Easter is a time of renewal, rebirth and of course, really good chocolate. But why eggs? Aside from the obvious symbolism of an egg representing emerging life, there is a more practical reason why the Easter Egg is so ubiquitous this time of year. In early Christianity, eggs were forbidden during lent. Try telling that to a chicken. Since chickens didn’t follow church doctrine, they continued to lay an abundance of eggs during the six weeks of lent. In an effort to preserve them, the eggs were hard boiled so they would last until Easter. With such a bounty of hard boiled eggs, they were decorated, placed on top of bread or baked inside a meatloaf – all part of the Easter meal celebration.

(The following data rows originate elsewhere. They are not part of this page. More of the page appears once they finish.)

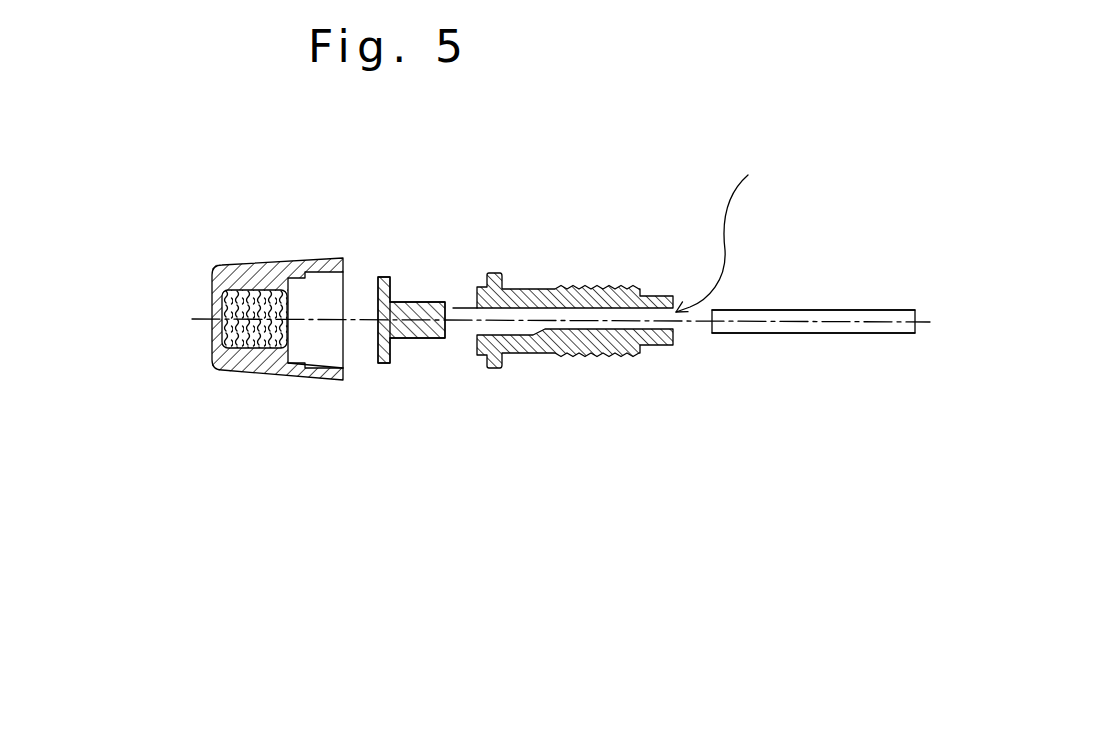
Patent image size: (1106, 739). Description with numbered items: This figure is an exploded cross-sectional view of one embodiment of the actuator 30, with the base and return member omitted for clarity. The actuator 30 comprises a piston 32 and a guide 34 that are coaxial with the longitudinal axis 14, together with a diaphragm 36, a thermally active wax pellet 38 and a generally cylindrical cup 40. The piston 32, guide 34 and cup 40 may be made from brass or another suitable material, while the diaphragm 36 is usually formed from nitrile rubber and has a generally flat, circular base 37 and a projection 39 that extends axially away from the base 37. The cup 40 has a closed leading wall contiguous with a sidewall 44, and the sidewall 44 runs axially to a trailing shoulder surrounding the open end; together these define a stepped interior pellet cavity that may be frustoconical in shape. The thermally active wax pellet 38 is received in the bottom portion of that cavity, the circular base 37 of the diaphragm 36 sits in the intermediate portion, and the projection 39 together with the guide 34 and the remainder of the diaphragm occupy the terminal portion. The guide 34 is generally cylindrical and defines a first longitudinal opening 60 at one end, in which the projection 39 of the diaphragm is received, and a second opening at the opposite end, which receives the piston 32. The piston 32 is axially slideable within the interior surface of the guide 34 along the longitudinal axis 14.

The longitudinal axis 14 is at (915, 322).
The actuator 30 is at (510, 570).
The piston 32 is at (781, 333).
The guide 34 is at (553, 355).
The diaphragm 36 is at (386, 366).
The base 37 is at (377, 312).
The projection 39 is at (432, 302).
The thermally active wax pellet 38 is at (250, 335).
The generally cylindrical cup 40 is at (242, 258).
The sidewall 44 is at (297, 382).
The first longitudinal opening 60 is at (465, 307).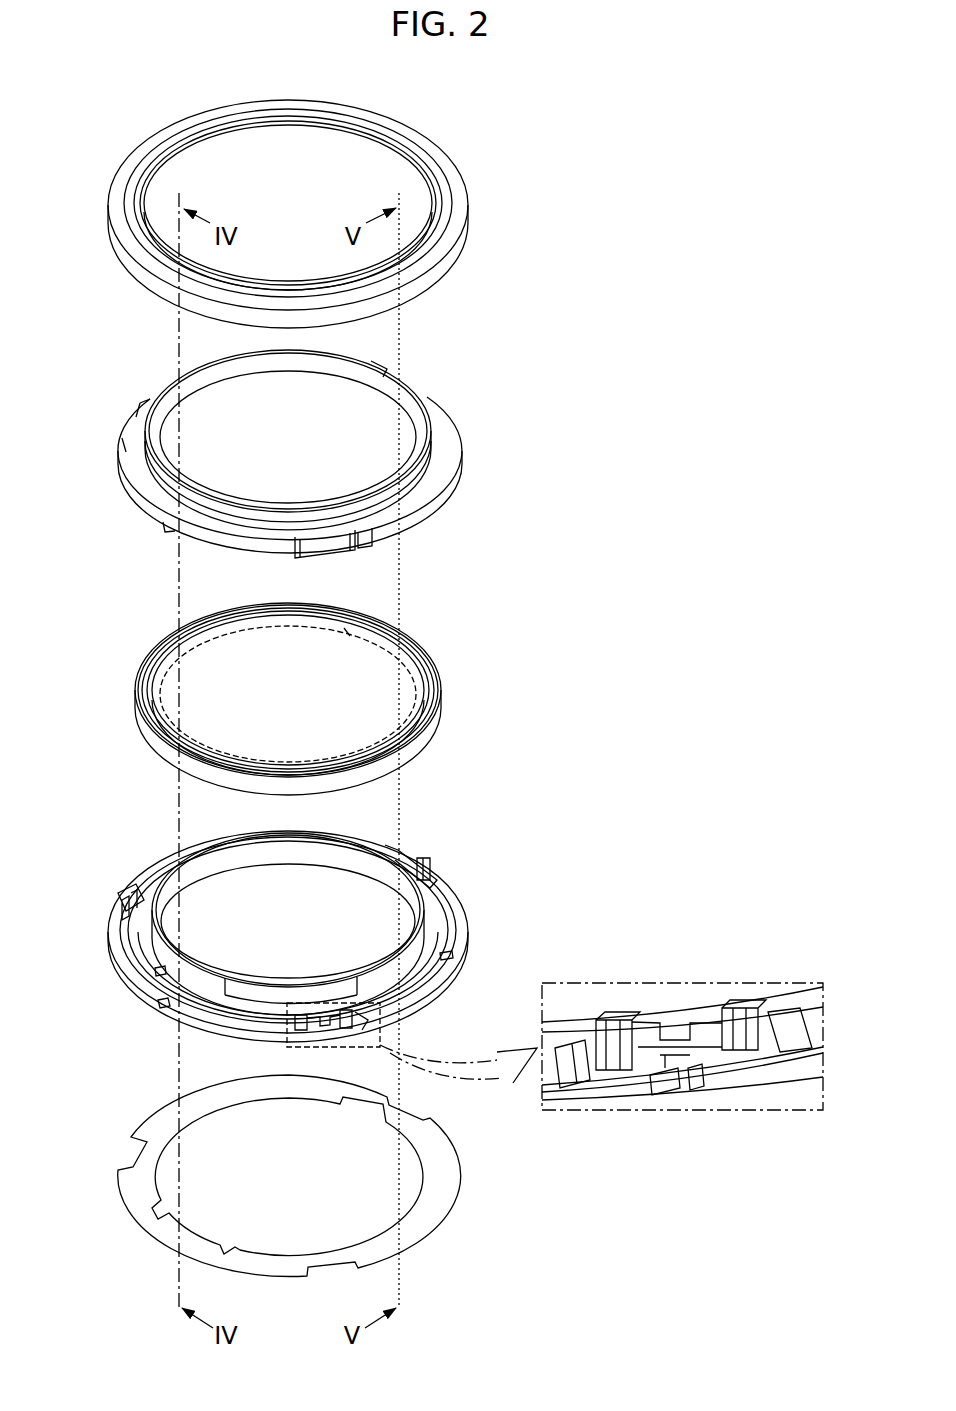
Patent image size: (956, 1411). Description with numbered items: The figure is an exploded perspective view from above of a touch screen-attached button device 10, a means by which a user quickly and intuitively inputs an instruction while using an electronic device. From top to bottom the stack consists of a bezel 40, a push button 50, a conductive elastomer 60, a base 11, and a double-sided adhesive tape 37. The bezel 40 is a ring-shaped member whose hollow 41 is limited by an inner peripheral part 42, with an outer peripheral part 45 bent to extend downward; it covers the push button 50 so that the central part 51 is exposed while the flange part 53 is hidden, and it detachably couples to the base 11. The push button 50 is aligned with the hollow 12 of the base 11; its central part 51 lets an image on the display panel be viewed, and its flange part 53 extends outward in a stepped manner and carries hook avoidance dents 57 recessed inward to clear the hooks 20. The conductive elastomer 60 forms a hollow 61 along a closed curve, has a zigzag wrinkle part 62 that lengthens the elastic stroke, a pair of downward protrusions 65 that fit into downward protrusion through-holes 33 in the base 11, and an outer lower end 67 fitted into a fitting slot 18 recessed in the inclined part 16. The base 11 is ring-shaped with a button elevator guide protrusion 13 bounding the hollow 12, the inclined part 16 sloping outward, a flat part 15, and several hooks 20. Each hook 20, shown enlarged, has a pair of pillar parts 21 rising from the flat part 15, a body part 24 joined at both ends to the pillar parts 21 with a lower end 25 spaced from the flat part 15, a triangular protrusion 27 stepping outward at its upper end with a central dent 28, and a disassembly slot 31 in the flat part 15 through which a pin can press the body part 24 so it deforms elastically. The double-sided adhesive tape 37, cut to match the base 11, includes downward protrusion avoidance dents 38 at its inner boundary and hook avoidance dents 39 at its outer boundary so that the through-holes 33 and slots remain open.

From there, it was suggested that cracking open the egg represented the empty tomb of Jesus, and often the eggs were colored red, the blood of Christ.
While Western Christians no longer follow this egg-free Lenten fast, it is alive and well in parts of Eastern Europe. It was only natural that the egg be morphed into a sweeter form, that being chocolate. This tradition dates back to the late 1800’s with Cadbury making a go of chocolate Easter eggs. The chocolate egg began to spread in popularity throughout Europe, with many other companies following suit in the early 1900’s.
Today, chocolate is as much a part of the Easter tradition and the egg itself. And since chocolate is the number one thing people give up during lent, it’s no surprise that we stockpile chocolate during those six weeks much like early Christians stockpiled eggs.